Le Sondage national de l’AMC sur la santé des médecins de 2021 a révélé que huit médecins sur dix – vous avez bien lu – ont subi de l’intimidation, du harcèlement ou des micro-agressions au travail à un moment ou un autre durant leur carrière.
Quatre médecins sur dix ont indiqué que cela se produisait « fréquemment » ou « souvent », les femmes étant considérablement plus susceptibles d’en être victimes au moins une fois par semaine.
Les médecins sont aussi sujets à ces comportements hors de leur milieu de travail. Dans un récent sondage publié par le JAMA Internal Medicine, près d’un quart des répondants et répondantes ont dit avoir été personnellement attaqués sur les médias sociaux en 2019. Ici aussi, un nombre disproportionné de femmes ont dit être victimes de harcèlement.
Les conséquences sont énormes pour toutes les victimes : les gens qui subissent un harcèlement constant ont dit ressentir une détresse émotionnelle et de la peur.
N’existait-il pas déjà des lois contre l’intimidation?
Les médecins sont protégés par les mêmes lois que le reste de la population, c’est-à-dire qu’ils peuvent signaler le harcèlement, l’intimidation et les menaces à la police. Plusieurs médecins ont toutefois réclamé une protection accrue. Comme l’a expliqué le Dr Naheed Dosani, médecin à Toronto, à la CBC :
« Quand nos gouvernements font des choix politiques contraires à ce que nous disent la science et le personnel de la santé, nous sommes vulnérables, sans protection, avec une cible dans le dos. C’est comme le Far West par ici – nous sommes tout seuls. »

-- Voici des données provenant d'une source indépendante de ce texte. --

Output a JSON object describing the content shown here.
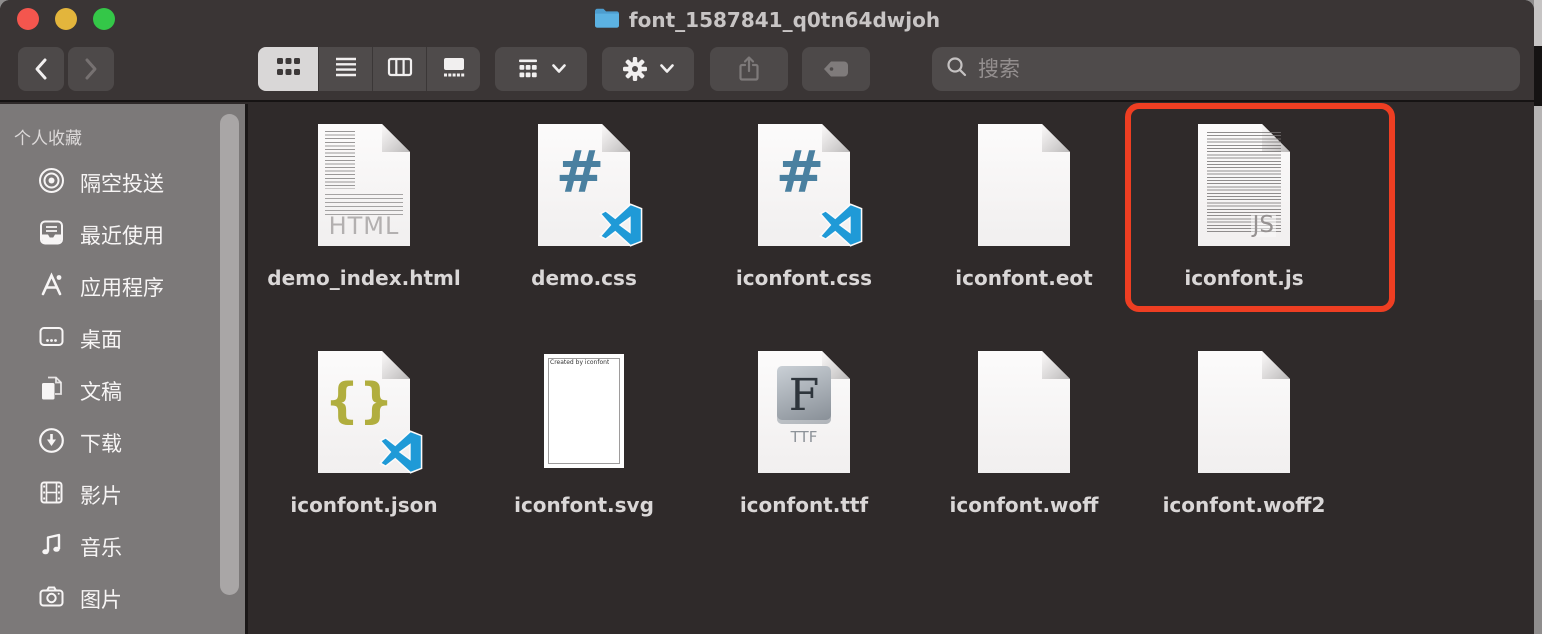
{
  "window": {
    "title": "font_1587841_q0tn64dwjoh"
  },
  "toolbar": {
    "view_modes": [
      "icons",
      "list",
      "columns",
      "gallery"
    ],
    "active_view": "icons",
    "search_placeholder": "搜索"
  },
  "sidebar": {
    "header": "个人收藏",
    "items": [
      {
        "label": "隔空投送",
        "icon": "airdrop-icon"
      },
      {
        "label": "最近使用",
        "icon": "recents-icon"
      },
      {
        "label": "应用程序",
        "icon": "applications-icon"
      },
      {
        "label": "桌面",
        "icon": "desktop-icon"
      },
      {
        "label": "文稿",
        "icon": "documents-icon"
      },
      {
        "label": "下载",
        "icon": "downloads-icon"
      },
      {
        "label": "影片",
        "icon": "movies-icon"
      },
      {
        "label": "音乐",
        "icon": "music-icon"
      },
      {
        "label": "图片",
        "icon": "pictures-icon"
      }
    ]
  },
  "files": [
    {
      "name": "demo_index.html",
      "type": "html-document",
      "badge_text": "HTML"
    },
    {
      "name": "demo.css",
      "type": "css-code-document",
      "badge_text": "#"
    },
    {
      "name": "iconfont.css",
      "type": "css-code-document",
      "badge_text": "#"
    },
    {
      "name": "iconfont.eot",
      "type": "generic-document"
    },
    {
      "name": "iconfont.js",
      "type": "js-document",
      "badge_text": "JS",
      "annotated": true
    },
    {
      "name": "iconfont.json",
      "type": "json-code-document",
      "badge_text": "{}"
    },
    {
      "name": "iconfont.svg",
      "type": "svg-preview-document",
      "note_text": "Created by iconfont"
    },
    {
      "name": "iconfont.ttf",
      "type": "ttf-font-document",
      "badge_text": "F",
      "sub_text": "TTF"
    },
    {
      "name": "iconfont.woff",
      "type": "generic-document"
    },
    {
      "name": "iconfont.woff2",
      "type": "generic-document"
    }
  ],
  "annotation": {
    "target": "iconfont.js",
    "color": "#ee3e22"
  },
  "colors": {
    "titlebar_bg": "#3a3535",
    "content_bg": "#2f2a2a",
    "sidebar_bg": "#7c7979",
    "folder_blue": "#58aede",
    "vscode_blue": "#1f9ad7",
    "hash_blue": "#4a80a0",
    "json_olive": "#b1ae3e",
    "annotation_red": "#ee3e22",
    "traffic_red": "#f4564e",
    "traffic_yellow": "#e3b53c",
    "traffic_green": "#34c748"
  }
}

Qu’est-ce que le projet de loi C-3 change pour les médecins?
Cette loi améliore la protection du personnel de la santé en vertu du Code criminel, notamment avec deux nouvelles infractions :
- Il est illégal d’avoir recours à la peur pour empêcher les travailleurs et travailleuses de la santé ou ceux et celles qui les aident de faire leur travail, ou pour empêcher une personne de recevoir des services de santé.

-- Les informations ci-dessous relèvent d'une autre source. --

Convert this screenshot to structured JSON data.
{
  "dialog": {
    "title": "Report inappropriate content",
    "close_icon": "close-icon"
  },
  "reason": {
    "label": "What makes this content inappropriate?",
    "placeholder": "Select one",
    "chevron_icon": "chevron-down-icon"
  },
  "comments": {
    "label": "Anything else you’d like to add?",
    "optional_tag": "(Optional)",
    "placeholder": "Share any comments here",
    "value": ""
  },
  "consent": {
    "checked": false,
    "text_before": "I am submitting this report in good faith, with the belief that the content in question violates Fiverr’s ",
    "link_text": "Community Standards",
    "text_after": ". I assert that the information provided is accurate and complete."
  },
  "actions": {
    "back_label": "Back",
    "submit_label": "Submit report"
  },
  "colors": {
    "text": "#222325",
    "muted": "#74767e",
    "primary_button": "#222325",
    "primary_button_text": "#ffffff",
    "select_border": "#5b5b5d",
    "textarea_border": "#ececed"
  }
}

- Il est illégal d’empêcher quiconque d’accéder à un établissement de soins de santé.
Les personnes reconnues coupables de ces infractions pourraient faire face à une peine d’emprisonnement de dix ans. La mesure législative précise également que les infractions ciblant les travailleurs et travailleuses de la santé peuvent être utilisées comme facteurs aggravants au moment de la détermination de la peine.
De quelle autre manière peut-on protéger le personnel de la santé contre le harcèlement?

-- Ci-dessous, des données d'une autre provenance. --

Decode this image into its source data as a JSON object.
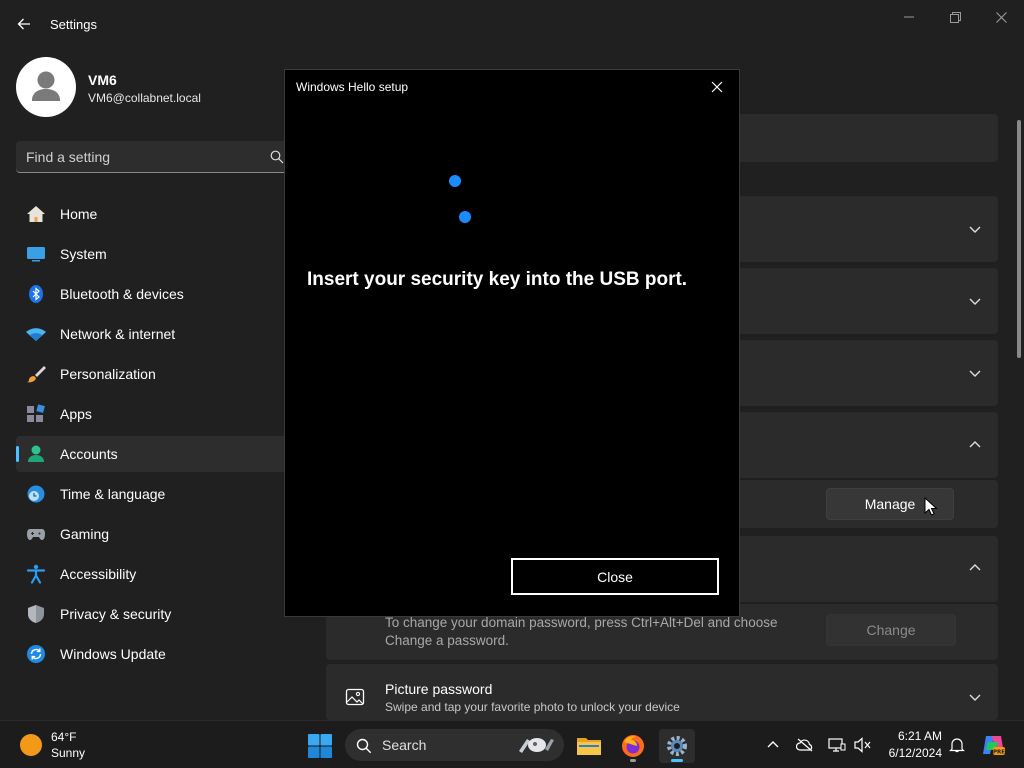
{
  "window": {
    "title": "Settings",
    "back_icon": "back-arrow-icon",
    "controls": [
      "minimize-icon",
      "maximize-icon",
      "close-icon"
    ]
  },
  "profile": {
    "name": "VM6",
    "email": "VM6@collabnet.local"
  },
  "search": {
    "placeholder": "Find a setting",
    "value": ""
  },
  "sidebar": {
    "items": [
      {
        "label": "Home",
        "icon": "home-icon",
        "active": false
      },
      {
        "label": "System",
        "icon": "system-icon",
        "active": false
      },
      {
        "label": "Bluetooth & devices",
        "icon": "bluetooth-icon",
        "active": false
      },
      {
        "label": "Network & internet",
        "icon": "wifi-icon",
        "active": false
      },
      {
        "label": "Personalization",
        "icon": "brush-icon",
        "active": false
      },
      {
        "label": "Apps",
        "icon": "apps-icon",
        "active": false
      },
      {
        "label": "Accounts",
        "icon": "accounts-icon",
        "active": true
      },
      {
        "label": "Time & language",
        "icon": "time-language-icon",
        "active": false
      },
      {
        "label": "Gaming",
        "icon": "gamepad-icon",
        "active": false
      },
      {
        "label": "Accessibility",
        "icon": "accessibility-icon",
        "active": false
      },
      {
        "label": "Privacy & security",
        "icon": "shield-icon",
        "active": false
      },
      {
        "label": "Windows Update",
        "icon": "update-icon",
        "active": false
      }
    ]
  },
  "main": {
    "manage_label": "Manage",
    "password_text": "To change your domain password, press Ctrl+Alt+Del and choose Change a password.",
    "change_label": "Change",
    "picture_password": {
      "title": "Picture password",
      "description": "Swipe and tap your favorite photo to unlock your device"
    }
  },
  "dialog": {
    "title": "Windows Hello setup",
    "message": "Insert your security key into the USB port.",
    "close_label": "Close"
  },
  "taskbar": {
    "weather": {
      "temp": "64°F",
      "condition": "Sunny"
    },
    "search_label": "Search",
    "clock": {
      "time": "6:21 AM",
      "date": "6/12/2024"
    }
  },
  "colors": {
    "accent": "#4cc2ff",
    "dialog_dot": "#1a8cff",
    "background": "#202020"
  }
}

Les victimes d’agressions bénéficient d’un solide appui du public sur les médias sociaux. Quand le propriétaire d’un média de droite a offert une « prime de 5 000 $ » pour toute séquence vidéo montrant le Dr Dosani enfreignant les protocoles sur la COVID-19, Twitter a explosé de publications en appui au Dr Dosani.
Bien que certaines publications agressives aient été retirées, on demande aux sociétés comme Twitter d’en faire plus pour protéger les personnes qui portent le drapeau de la santé et offrent – gratuitement – des conseils essentiels aux utilisateurs et utilisatrices de ces plateformes. Le gouvernement fédéral s’est également engagé à mettre en place un cadre de réglementation transparent et responsable pour la sécurité en ligne au Canada.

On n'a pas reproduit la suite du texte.